However, Andrews was an immediate success, rushing for 100 yards in each of his first two games. He went on to set a Falcon single-season mark of 1,023 yards, and with 843 yards already this year should break that record easily. He also caught 38 passes and has caught 38 more this season—an even bigger surprise because he had only seven receptions total in his college career. Andrews is just six feet, 200 pounds, but he's a punishing inside runner. This year he is third in the NFL in yards per carry, at 5.1, despite the fact that his longest run has been but 33 yards.
In contrast, Cain's first season ended in disaster when he tore up his right knee in the 10th game. Privately, the Falcons doubted whether he could ever come back, but Cain was determined. Instead of going home to Southern California he spent the off-season at the motel next to the Falcons' practice facility. He would jog up to seven miles a day and then work for hours on the team's weight machines. At night he had a recurring nightmare in which his knee once again collapsed under a defender's hit. Cain didn't even have a car to provide an occasional escape from his routine. "Never have I seen anyone pay the price that Lynn Cain did," says Bennett. But that work paid off. Cain returned to the starting lineup at full speed this year and the 6'1", 205-pounder now leads the Falcons in touchdowns with eight.
The biggest factor in Atlanta's offense, however, is Bartkowski. He was already there when LeBaron and Bennett arrived in '77, but his career seemed destined to be a disappointment. When the Falcons made him the first pick of the draft in 1975, he was dubbed "the savior." "I really thought I could walk in here and turn this thing around overnight," he says. Bartkowski tried to live up to the image off the field, too. He was driving a Porsche and frequenting the nightclubs on Peachtree Street.
Then his life went sour. A whirlwind romance with an airline stewardess led to a disastrous 130-day marriage. There was a driving-under-the-influence arrest. Injuries began to cut into his playing time. By his fourth preseason, in 1978, the cheers had turned to boos. After he was hooted off the field following a miserable showing in an exhibition loss to Philadelphia, he cried in the locker room. His confidence gone, Bennett benched him.

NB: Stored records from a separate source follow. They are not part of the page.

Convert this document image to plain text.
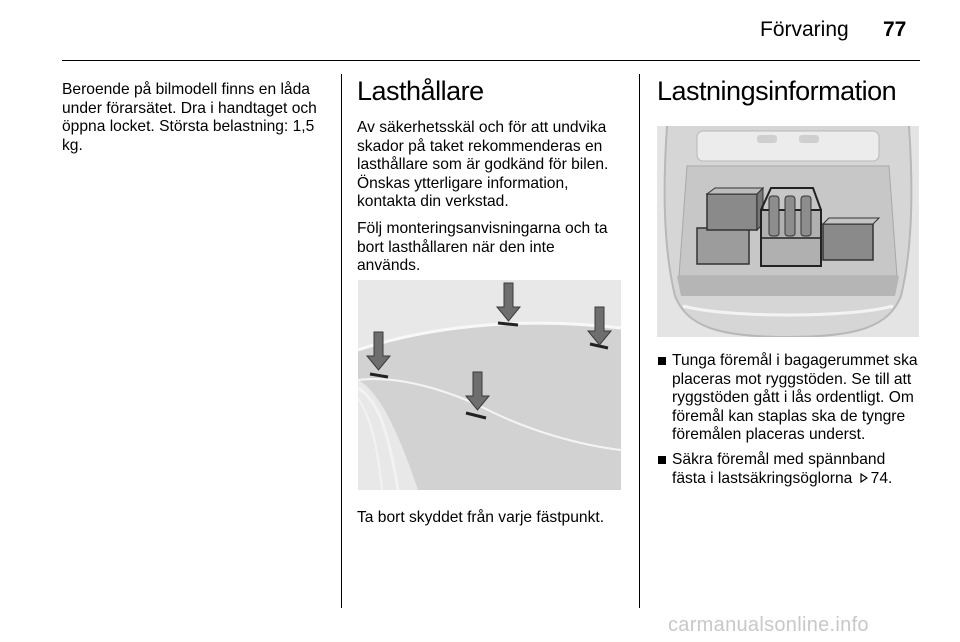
Förvaring 77

Beroende på bilmodell finns en låda under förarsätet. Dra i handtaget och öppna locket. Största belastning: 1,5 kg.

Lasthållare

Av säkerhetsskäl och för att undvika skador på taket rekommenderas en lasthållare som är godkänd för bilen. Önskas ytterligare information, kontakta din verkstad.

Följ monteringsanvisningarna och ta bort lasthållaren när den inte används.

Ta bort skyddet från varje fästpunkt.
Lastningsinformation
Tunga föremål i bagagerummet ska placeras mot ryggstöden. Se till att ryggstöden gått i lås ordentligt. Om föremål kan staplas ska de tyngre föremålen placeras underst.
Säkra föremål med spännband fästa i lastsäkringsöglorna 74.
carmanualsonline.info
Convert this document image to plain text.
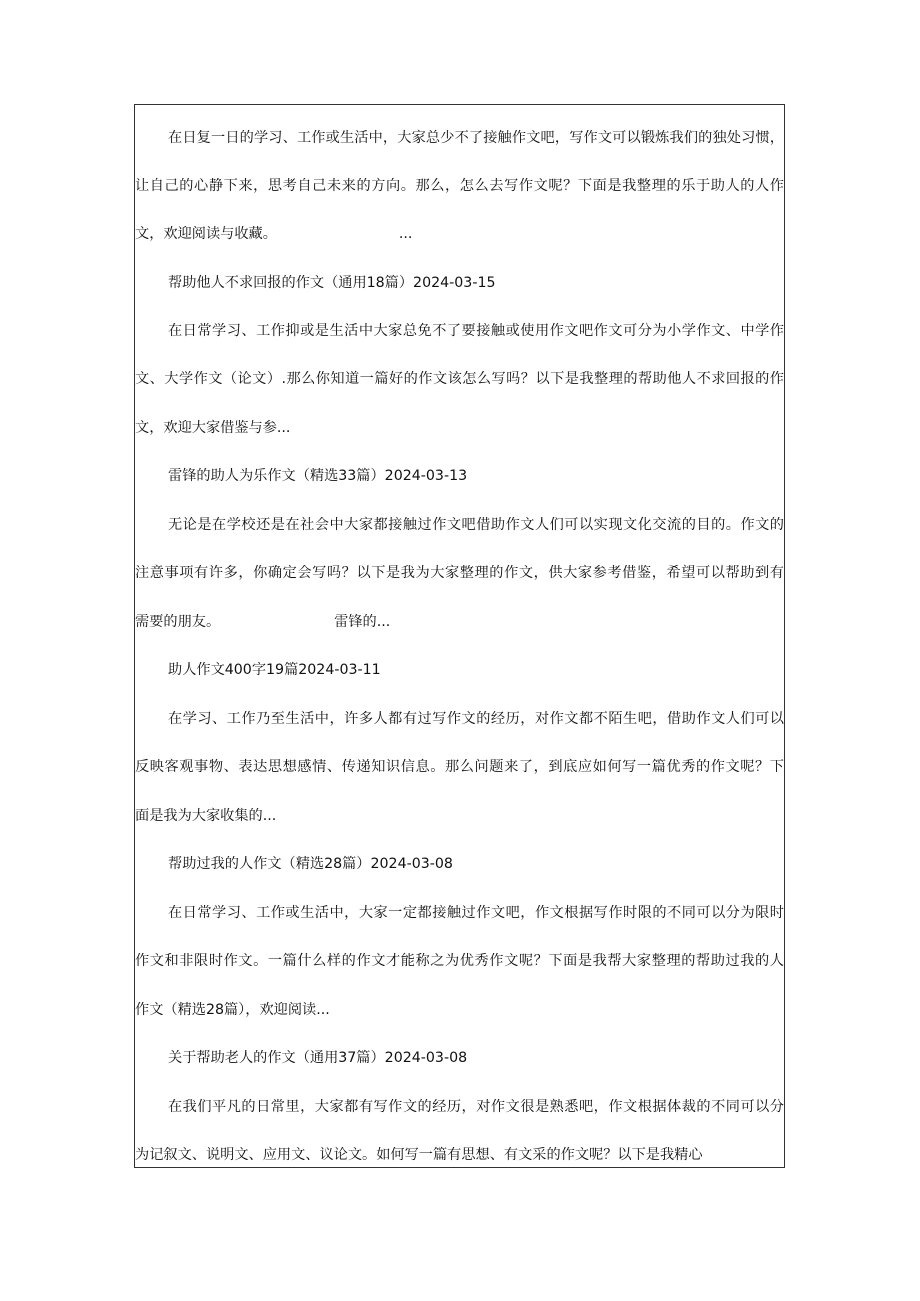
在日复一日的学习、工作或生活中，大家总少不了接触作文吧，写作文可以锻炼我们的独处习惯，
让自己的心静下来，思考自己未来的方向。那么，怎么去写作文呢？下面是我整理的乐于助人的人作
文，欢迎阅读与收藏。	...
帮助他人不求回报的作文（通用18篇）2024-03-15
在日常学习、工作抑或是生活中大家总免不了要接触或使用作文吧作文可分为小学作文、中学作
文、大学作文（论文）.那么你知道一篇好的作文该怎么写吗？以下是我整理的帮助他人不求回报的作
文，欢迎大家借鉴与参...
雷锋的助人为乐作文（精选33篇）2024-03-13
无论是在学校还是在社会中大家都接触过作文吧借助作文人们可以实现文化交流的目的。作文的
注意事项有许多，你确定会写吗？以下是我为大家整理的作文，供大家参考借鉴，希望可以帮助到有
需要的朋友。	雷锋的...
助人作文400字19篇2024-03-11
在学习、工作乃至生活中，许多人都有过写作文的经历，对作文都不陌生吧，借助作文人们可以
反映客观事物、表达思想感情、传递知识信息。那么问题来了，到底应如何写一篇优秀的作文呢？下
面是我为大家收集的...
帮助过我的人作文（精选28篇）2024-03-08
在日常学习、工作或生活中，大家一定都接触过作文吧，作文根据写作时限的不同可以分为限时
作文和非限时作文。一篇什么样的作文才能称之为优秀作文呢？下面是我帮大家整理的帮助过我的人
作文（精选28篇），欢迎阅读...
关于帮助老人的作文（通用37篇）2024-03-08
在我们平凡的日常里，大家都有写作文的经历，对作文很是熟悉吧，作文根据体裁的不同可以分
为记叙文、说明文、应用文、议论文。如何写一篇有思想、有文采的作文呢？以下是我精心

"That was the lowest I've been in my life and it was the best thing that ever happened to me," Bartkowski says now. "My priorities were all wrong. Football was the most important thing in my world. It was my god and I was losing the ability to handle it. Those boos totally overturned me as a person. The only way God could get through to me was sitting me down on the bench. I had to do a lot of thinking, but finally I gave everything to God. He's given it back to me tenfold."
Bartkowski reclaimed his job in the third game that season and went on to lead the Falcons to a wild-card berth while setting team single-season records for completions and passing yardage. He broke those records last year and will undoubtedly set new ones this year.
Bartkowski has learned to keep defenses guessing by distributing his passes evenly among his targets. Wide Receivers Francis and Alfred Jenkins, Running Back Andrews and Tight End Miller have all caught between 30 and 40 passes. Bartkowski has never before thrown fewer interceptions than touchdown passes in a season, but this year he has passed for 20 TDs, a club record, while being intercepted just 11 times.
Nowadays, Bartkowski's conversation is sprinkled with references to God and the Bible, but he isn't didactic. "The Lord is my life now," he says, "but because of my leadership role on this team I can't go forcing my views on others." Asked how his faith has actually helped his play on the field, Bartkowski replies: "Matthew 6:33 says, 'But seek ye first the kingdom of God, and his righteousness; and all these things shall be added unto you.' " Then he concludes with a smile. "Last year the Lord added two running backs."
Wherever the credit belongs, these days the Falcons are on high.